The reason for this better performance is that polling ads allow you to directly address your audience in a variety of creative ways. Higher engagement, therefore, comes as a result of your viewers feeling involved and valued.
The best polling ads go further than simply slapping a sticker onto an ad. Instead, they highlight and amplify the two possible poll responses through visual techniques, further encouraging audiences to participate. The most effective polling ads are designed specifically for a polling purpose, rather than the poll coming as a secondary add-on.
Let’s take a look at some effective examples of polling ads that use visual elements to garner the highest possible levels of engagement.
The above example for Doritos is a commonly used preference style poll, asking audiences to pick their favorite option when given two choices. In the case of Doritos, the two options correspond to different flavors: Taco vs. Nacho. This is a popular style of polling, especially for Food and Beverage brands as it evokes the viewer’s competitive spirit, asking them to advocate for their particular preference.
The ad begins by dissecting the frame, along with the Doritos packet into vertical halves, with each side representing a flavor. This centerline then slides playfully from side to side, visually representing the two flavors each vying for attention. This use of motion is used to ultimately draw attention towards the polling sticker and encourage engagement.
Produced by Nestlé, Milo is a beloved drink with strong cultural ties in countries such as Australia and New Zealand. For many, Milo is synonymous with childhood and growing up. There is, however, an age-old debate as to whether Milo is best enjoyed hot or cold.
In order to fuel the flames of this healthy competition, the team at Nestlé worked with Shuttlerock to develop a polling ad that asked viewers to choose where their allegiances lie. Another example of a preference style polling ad, the video above uses dynamic motion in order to highlight Team Hot vs. Team Cold. The ad’s messaging is focused on communicating directly to the audience, with the text “YOUR MILO” enlarged and jumping out to meet the viewer. Most viewers would have voted by the 4 second mark, so this ad smartly uses the message "Stay Tuned For The Winner", hinting towards resolution and encouraging viewers to watch the entire ad in order to see the polling result.
Renting platform Apartment List produced a polling ad to boost brand awareness whilst also taking the pulse of their audience, allowing them to gain some quick and easy insights into their audience’s preferences. The ad works well due to its simple, concise messaging which is reinforced by the visual design.

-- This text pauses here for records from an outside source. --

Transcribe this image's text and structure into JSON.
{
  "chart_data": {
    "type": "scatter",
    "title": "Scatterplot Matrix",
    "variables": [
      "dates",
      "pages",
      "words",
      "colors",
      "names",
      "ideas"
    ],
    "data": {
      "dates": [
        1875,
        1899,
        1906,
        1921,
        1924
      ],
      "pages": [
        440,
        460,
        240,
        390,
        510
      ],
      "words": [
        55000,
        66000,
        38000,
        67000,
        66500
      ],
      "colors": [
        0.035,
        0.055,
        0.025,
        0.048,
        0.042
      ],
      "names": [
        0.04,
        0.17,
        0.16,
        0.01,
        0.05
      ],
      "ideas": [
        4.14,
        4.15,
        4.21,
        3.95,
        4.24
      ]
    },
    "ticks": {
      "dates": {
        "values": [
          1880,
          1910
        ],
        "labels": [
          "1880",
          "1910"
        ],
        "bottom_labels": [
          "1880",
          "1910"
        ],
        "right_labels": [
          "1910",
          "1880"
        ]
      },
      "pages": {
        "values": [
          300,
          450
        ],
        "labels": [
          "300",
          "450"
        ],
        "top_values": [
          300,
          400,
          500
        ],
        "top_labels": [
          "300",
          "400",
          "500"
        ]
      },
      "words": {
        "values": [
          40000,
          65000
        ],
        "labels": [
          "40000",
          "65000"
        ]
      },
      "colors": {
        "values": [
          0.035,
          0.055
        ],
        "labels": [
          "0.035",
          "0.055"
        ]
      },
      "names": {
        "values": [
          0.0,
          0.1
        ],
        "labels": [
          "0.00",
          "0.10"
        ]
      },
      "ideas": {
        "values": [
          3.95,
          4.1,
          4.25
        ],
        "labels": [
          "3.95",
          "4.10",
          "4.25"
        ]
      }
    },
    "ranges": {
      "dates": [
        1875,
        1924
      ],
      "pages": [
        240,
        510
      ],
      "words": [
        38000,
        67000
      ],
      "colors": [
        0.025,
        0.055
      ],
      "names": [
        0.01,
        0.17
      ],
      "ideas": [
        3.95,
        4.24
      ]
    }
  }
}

Launching a new product is a perfect opportunity to use a polling ad, as it’s a sure-fire way to engage audiences whilst simultaneously garnering brand awareness. With this in mind, Allen’s incorporated polling into the launch of their new ‘Sourz Tangy Randoms’ product. In this example, you can see how the video was constructed around the polling sticker.
For a polling ad to be effective it is crucial that you design with the sticker placement in mind as to not block any text or visual elements, and to ensure that the spotlight is directing attention towards the poll options.
Another effective way of engaging audiences is to add in a trivia-style polling question which allows you to tap into your audience’s curiosity. This was done by Asics in the video above, asking audiences a relevant question: how often they believe that running shoes should be replaced.
When using a trivia-style polling question, it is important to provide your audience with a resolution, showing the correct answer. Relevance is also key, with this ad’s question serving to bring awareness towards Asics’s Runkeeper App.
These examples only scratch the surface in terms of the countless potential ways that polling can be used in order to drive engagement. The addition of an interactive element into your ad allows you to be more creative in the way that you communicate with your audience, embrace this, and try to think of some imaginative ways that polling could be used in service of your brand.